Auto-reply detection
This experiment describes the design, validation, and deployment of an automated response detection capability for Ada's AI Agents operating over email. Prior to this work, AI Agents responded to automated messages—including out-of-office replies, confirmations, and promotional emails—creating unnecessary replies and, in some cases, infinite conversation loops.
Experiments & Findings
Background
AI Agents frequently receive automated responses such as Out of Office replies, promotional content, notification and confirmation emails, and more. AI Agents were previously responding to such emails, which was unnecessary and also had the potential to create infinite loops between the agent and the end-user inboxes. Such loops resulted in conversations with thousands of turns that were difficult to detect and end, and significantly increased inference costs. Although we already had header-based checks in place to catch Out of Office replies, there are no standard headers amongst all email clients; therefore, we continued to have Out of Office replies occasionally slip through the cracks and create loops.
Automated Response Detection expanded on the Unified Reasoner's End Conversation tool to add the ability to detect and classify automated responses. When an automated response is detected, the AI Agent does not send a response; this prevents unnecessary responses and breaks any loops before they become problematic. The tool can also detect when conversations are not progressing, such as when the end user is sending multiple messages that do not contain any actionable information and are unrelated to a customer support inquiry.
This project also included the precursor step of implementing the End Conversation tool for email conversations; previously, the tool was only implemented for voice conversations. By implementing it for email, Ada’s reasoning engine is now able to determine when an email conversation has been resolved, with either a high or low confidence. When the end of an email conversation is detected with high confidence, the satisfaction survey can now be served earlier; previously, it was served on conversation expiry (72 hours of inactivity). Now the client can configure the satisfaction survey to be served immediately when the end of conversation is detected, after a configurable time-based delay, or when the conversation expires.
Architecture
Two architectural approaches were considered and evaluated for this project:
- Pre-processing step: Classify incoming messages before they reach the reasoner
- In-reasoner detection: Embed detection in the End Conversation tool call
A pre-processing step guarantees coverage (we can guarantee the step runs for each message), but sees each message in isolation. In-reasoner detection loses the coverage guarantee, but the model can use the full conversation history when evaluating.
The in-reasoner approach was selected for several reasons:
- The LLM can use the entire conversation history. This is especially helpful for detecting loops, sneaky promotional content, and instances where the conversation is not progressing.
- It doesn't require additional LLM calls, which keeps latency down.
- It uses the existing End Conversation tool, which allows us to consolidate conversation-ending instructions and behaviors in one place, and apply them to other channels and modalities where appropriate.
Classification types
After reviewing user conversations, we decided to add a classification to each detected automated response based on the types we frequently observed. These classifications are primarily used for internal monitoring and analytics and include the following categories:
- Out of Office
- Confirmation / Notification
- Promotional
- Bot (ie, another AI Agent talking to Ada’s AI Agent)
- Other (to catch any automated responses that don’t fall into the above categories)
Validation and datasets
Anonymized user conversations were collected to use for LLM testing and to guide our prompt design for detecting automated responses. The dataset includes examples for each automated response classification type, as well as low and high-confidence examples of email conversations that are ended.
To validate that our updated End Conversation tool was correctly detecting and classifying automated responses and end of conversation, we ran an experiment using an internal endpoint that accepts a list of past events (eg, previous messages from the user and/or AI Agent) and an incoming message, and feeds them into Ada’s reasoning engine.

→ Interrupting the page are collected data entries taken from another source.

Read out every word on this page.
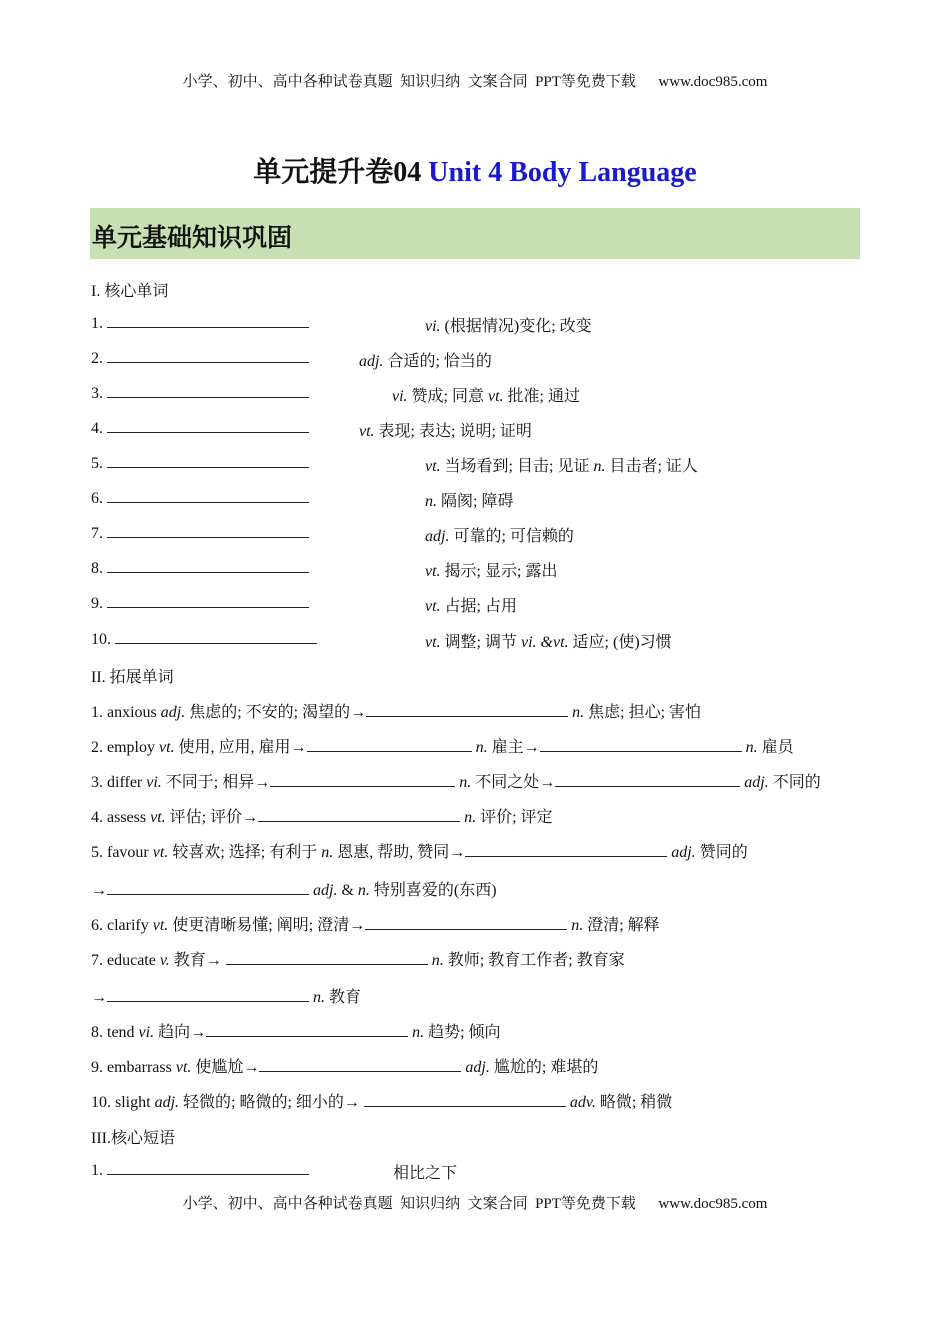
小学、初中、高中各种试卷真题  知识归纳  文案合同  PPT等免费下载      www.doc985.com
单元提升卷04 Unit 4 Body Language
单元基础知识巩固
I. 核心单词
1.	vi. (根据情况)变化; 改变
2.	adj. 合适的; 恰当的
3.	vi. 赞成; 同意 vt. 批准; 通过
4.	vt. 表现; 表达; 说明; 证明
5.	vt. 当场看到; 目击; 见证 n. 目击者; 证人
6.	n. 隔阂; 障碍
7.	adj. 可靠的; 可信赖的
8.	vt. 揭示; 显示; 露出
9.	vt. 占据; 占用
10.	vt. 调整; 调节 vi. &vt. 适应; (使)习惯
II. 拓展单词
1. anxious adj. 焦虑的; 不安的; 渴望的→	n. 焦虑; 担心; 害怕
2. employ vt. 使用, 应用, 雇用→	n. 雇主→	n. 雇员
3. differ vi. 不同于; 相异→	n. 不同之处→	adj. 不同的
4. assess vt. 评估; 评价→	n. 评价; 评定
5. favour vt. 较喜欢; 选择; 有利于 n. 恩惠, 帮助, 赞同→	adj. 赞同的
→	adj. & n. 特别喜爱的(东西)
6. clarify vt. 使更清晰易懂; 阐明; 澄清→	n. 澄清; 解释
7. educate v. 教育→	n. 教师; 教育工作者; 教育家
→	n. 教育
8. tend vi. 趋向→	n. 趋势; 倾向
9. embarrass vt. 使尴尬→	adj. 尴尬的; 难堪的
10. slight adj. 轻微的; 略微的; 细小的→	adv. 略微; 稍微
III.核心短语
1.	相比之下
小学、初中、高中各种试卷真题  知识归纳  文案合同  PPT等免费下载      www.doc985.com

Each example in our dataset contains a past events list, the incoming message, as well as the results we expect to receive. We were able to validate that our reasoning engine consistently detects end of conversation and automated responses without false positives. This experiment can be re-run anytime there are changes to the prompt that may affect the behaviour of the End Conversation tool to verify that there are no regressions.
Results
Since launch, the updated End Conversation tool has been successfully detecting the end of email conversations, automated responses, and conversations that are not progressing. The tool is successfully detecting these instances even when they are outside of the examples we explicitly provide in the reasoner instructions; an example of this is an automated event invitation that was received by an AI agent. Approximately 8,000 automated responses are being detected per week.